My friend FMB has started a blog called "The Daily Trout" with some very nice hands in the first week, linked on the right. If he keeps up the Daily I'll be extremely impressed. His recent posts beginning with "Names withheld to protect the innocent" had a hand that, first off, is a cool bridge story (featured in a book on Helgemo), and also brought up some really nice game theory. I had so much to say I'm continuing the discussion here. Check out the hand at his site first, then continue here if interested. This is intended to be accessible to anyone with a passing knowledge of equilibrium in game theory, on the level occasionally found in The Bridge World; I hope it doesn't get too dense.
It was with a bit of guilt that I wrote my first comment, which I knew only gave the solution assuming average-trick maximization when BAM play might be different. I knew the BAM analysis would be more complex and wasn’t sure anyone would care, but I am very glad FMB did care, because now that he got me to think about it more, this is a great hand from a theory point of view! As he points out, this is really a 4-player game: let’s call the players S1,E1 (team 1) and S2,E2 (team 2). Each South can plan to go up (U) or duck (D) when East keeps a club, and each East can bare (B) or not bare (N) the K when he has it. There are 3 distinct ways to look at equilibrium in this game:
I) Correlated team equilibrium
Each team picks an overall strategy which can be any mixture of the 4 pairs of South and East strategies, UB, UN, DB and DN. It’s an equilibrium if the other team has no better-than-even response.
This becomes in effect a two-“player” symmetric zero-sum game, thinking of each team as a player. I had to turn to Matlab to invert the 4x4 payoff matrix, and eventually found that the unique equilibrium was .5 UN, .25 DB, .25 DN. Notice that:
a) The percentage of B by the Easts (.25) and U by the Souths (.5) is the same as in the average-trick maximization analysis that looked at just one table.
b) S1 and E1, also S2 and E2, must correlate their strategies to never play UB. This may or may not be possible, but leave that aside for the moment.
c) No one ever wins the board by two tricks, because this would require both teams to play B with one D and one U, not possible if no team ever plays UB. This is why the average-trick equilibrium translates into a BAM equilibrium here – when the trick difference is always -1, 0 or 1 it gets converted linearly to the BAM scale.

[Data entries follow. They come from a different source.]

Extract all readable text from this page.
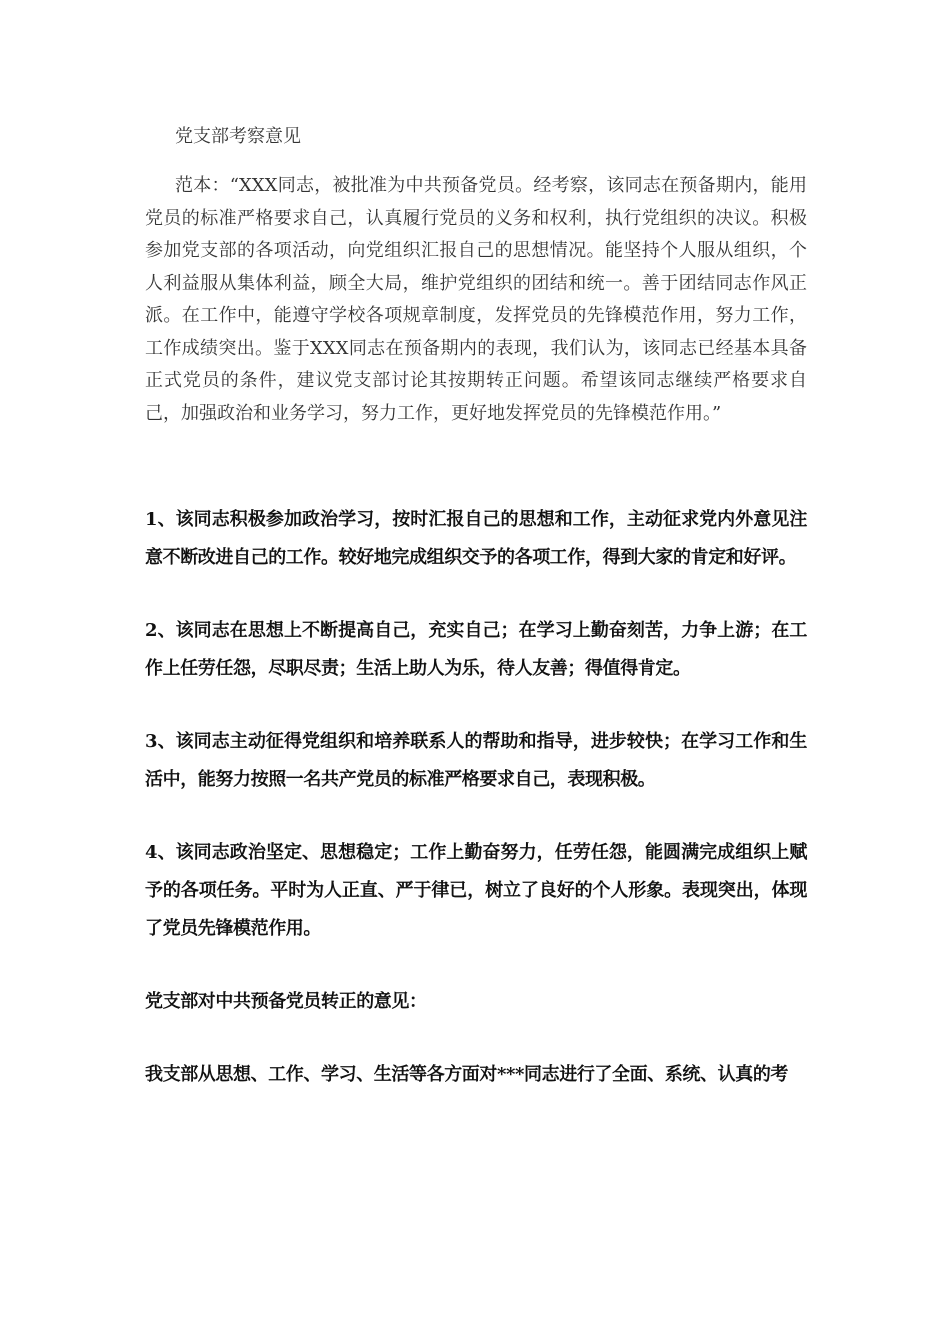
党支部考察意见

范本：“XXX同志，被批准为中共预备党员。经考察，该同志在预备期内，能用党员的标准严格要求自己，认真履行党员的义务和权利，执行党组织的决议。积极参加党支部的各项活动，向党组织汇报自己的思想情况。能坚持个人服从组织，个人利益服从集体利益，顾全大局，维护党组织的团结和统一。善于团结同志作风正派。在工作中，能遵守学校各项规章制度，发挥党员的先锋模范作用，努力工作，工作成绩突出。鉴于XXX同志在预备期内的表现，我们认为，该同志已经基本具备正式党员的条件，建议党支部讨论其按期转正问题。希望该同志继续严格要求自己，加强政治和业务学习，努力工作，更好地发挥党员的先锋模范作用。”

1、该同志积极参加政治学习，按时汇报自己的思想和工作，主动征求党内外意见注意不断改进自己的工作。较好地完成组织交予的各项工作，得到大家的肯定和好评。

2、该同志在思想上不断提高自己，充实自己；在学习上勤奋刻苦，力争上游；在工作上任劳任怨，尽职尽责；生活上助人为乐，待人友善；得值得肯定。

3、该同志主动征得党组织和培养联系人的帮助和指导，进步较快；在学习工作和生活中，能努力按照一名共产党员的标准严格要求自己，表现积极。

4、该同志政治坚定、思想稳定；工作上勤奋努力，任劳任怨，能圆满完成组织上赋予的各项任务。平时为人正直、严于律已，树立了良好的个人形象。表现突出，体现了党员先锋模范作用。

党支部对中共预备党员转正的意见：

我支部从思想、工作、学习、生活等各方面对***同志进行了全面、系统、认真的考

d) Comment c provides some intuition for why UB is avoided; a team that plays UB would be in “danger” of winning the board by two tricks, which wastes some of their average trick total. Even more intuitively, if your teammate South is playing Up, there is some chance as East that you have already won the board by not baring, so baring could be pointlessly risking a valuable trick for a valueless one.
II) Independent team equilibrium. Each team announces their randomization which must consist of *independent* randomizations by S and E. It's an equilibrium if the other team has no better-than-even response.
Fascinating to me is that there is no type II equilibrium! If you believe me that the equilibrium in I is unique for its type, this is actually pretty immediate. A team has a better-than-even response to any randomization that isn’t the correlated one in I, which implies that one of the four pure strategies must be a winning response, and pure strategies of course satisfy independence.
How is this possible? Doesn’t it violate Nash’s Existence Theorem? No. Why? When Nash’s Theorem is applied to games of more than two players, you have to be careful about the definition of equilibrium. A 4-tuple of strategies is a Nash equilibrium if no *single* player can improve his outcome by deviating. Nash doesn’t recognize teams, so his theorem doesn’t apply to the equilibrium concept defined above (II), which says equilibrium can be broken by two players deviating together. Nevertheless concept II is fairly natural, and there is something disturbing about the fact that there is no such equilibrium. Think about it: If S1 and E1 huddle and decide on a randomization for each, then *whatever* they decided, team 2 has a winning response if they just know the frequencies. This is totally opposed to the usual intuition for mixed-strategy equilibrium.
III) 4-player independent Nash equilibrium. Each player announces a randomization – again, teams cannot correlate. It's an equilibrium if no player can improve his lot by changing his plan, with both his opponents *and* his teammate held fixed.
Nash tells us that such a thing definitely exists. FMB must have been referring to this type when he said East should bare 1-sqrt(.5) of the time. I haven’t been able to verify his calculations yet; I get some equations that are a bit hairy when I try to solve for the type III equilibrium.
All of this brings up the issues: Can teams correlate? Is it legal for them to correlate? I’ll comment on that sometime later, but for now will note that being able to correlate seems to provide some edge, although it is difficult to define how much: the two-team game where one team can correlate and the other must be independent has no equilibrium! Frankly, I find the conditions in II more natural bridgewise than I or III, but that's the one that leads to non-existence!